Stephens’ addition appeared to quell concerns with Maryland’s mediocre three-point shooting last season — the Terps’ 32.8 percent mark from behind the arc ranked 238th of 363 teams in the country. But it’s unclear whether the sophomore will contribute this season due to an injury.
Stephens suffered a patellar tendon tear about four months ago and there is no definitive timeline for his return to full practice, a Maryland spokesperson told The Diamondback.
The Loyola Marymount transfer shot 37.4 percent from deep for the Lions last season and hopes to find different ways to score apart from his proficiency from behind the arc — a skill that has earned him the nickname ‘Snipe.’
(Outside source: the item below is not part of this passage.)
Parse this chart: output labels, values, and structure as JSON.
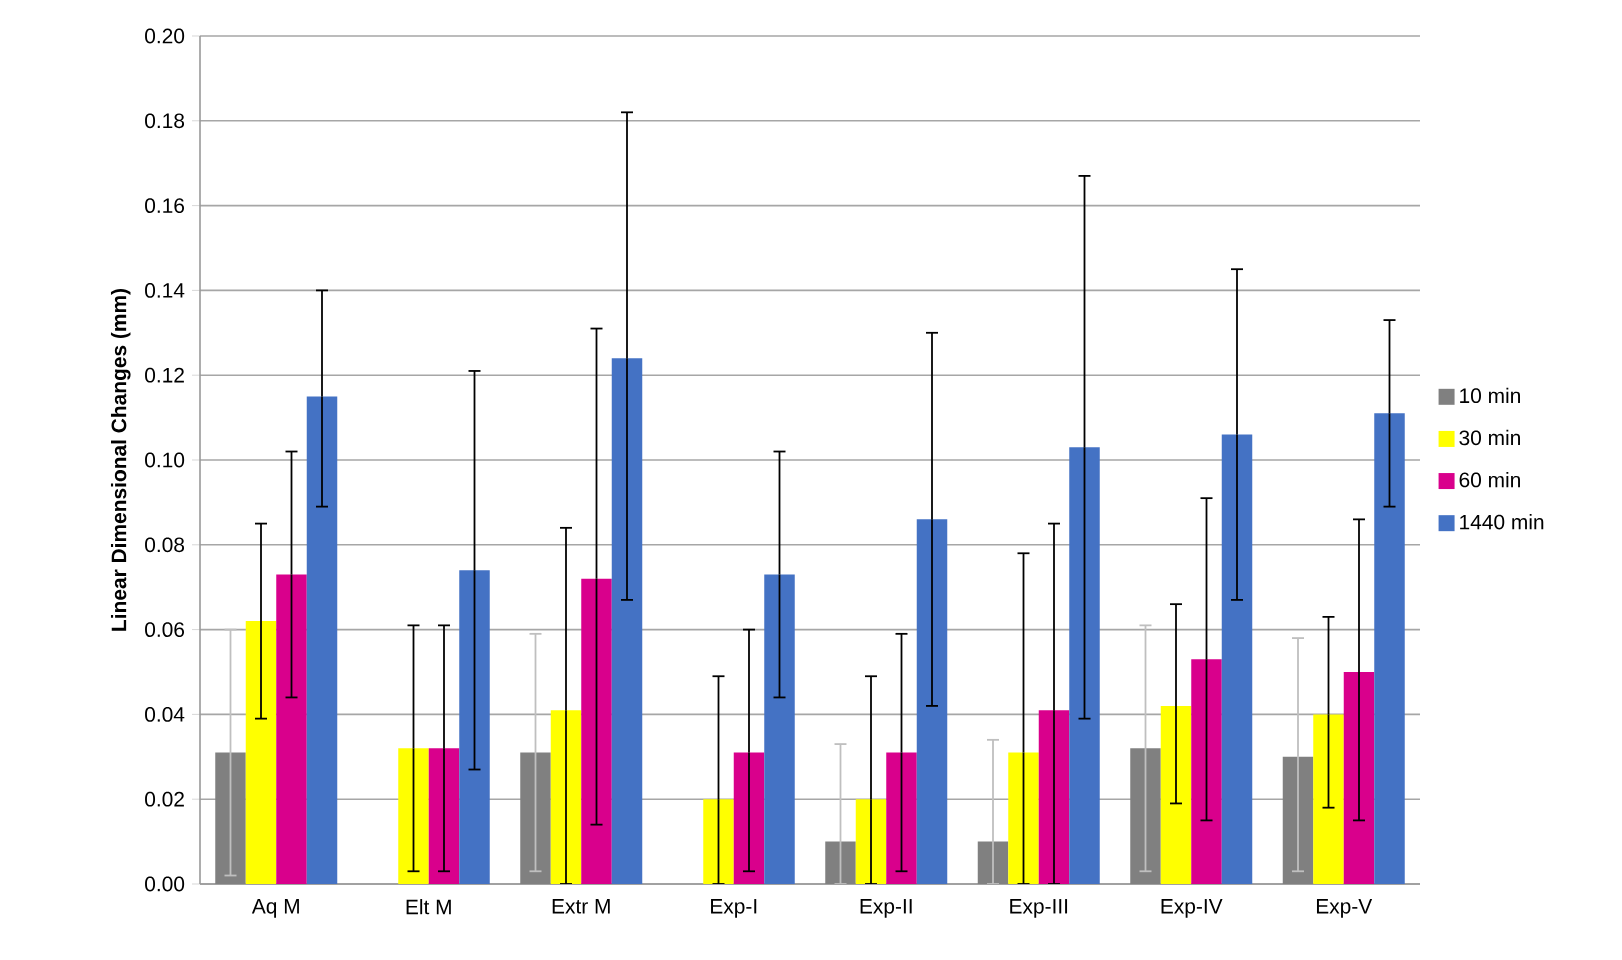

“He’s a very, very knockdown shooter,” Scott said. “I’ve seen clips where he’s just knocking on shot over shot over shot.”
The three-star center rounded out Maryland’s class of 2023 when he committed to the Terps in January.
The 7-foot freshman played for IMG Academy’s post-graduate team last season and was also recruited by Missouri, Vanderbilt, Pitt, NC State and Rutgers. Pierce, Traore and sophomore Caelum Swanton-Rodger figure to provide depth for Maryland’s starting big men.
Lukas Sotell and Ben Murphy
The Terps have two new walk-ons in freshman Lukas Sotell and junior Ben Murphy. Sotell played for Montverde Academy’s post-graduate team last season and was a third team all-state selection during his high school career in Connecticut. Murphy spent two years at Howard Community College and averaged 8.8 points, 4.8 rebounds and 3.6 assists last season.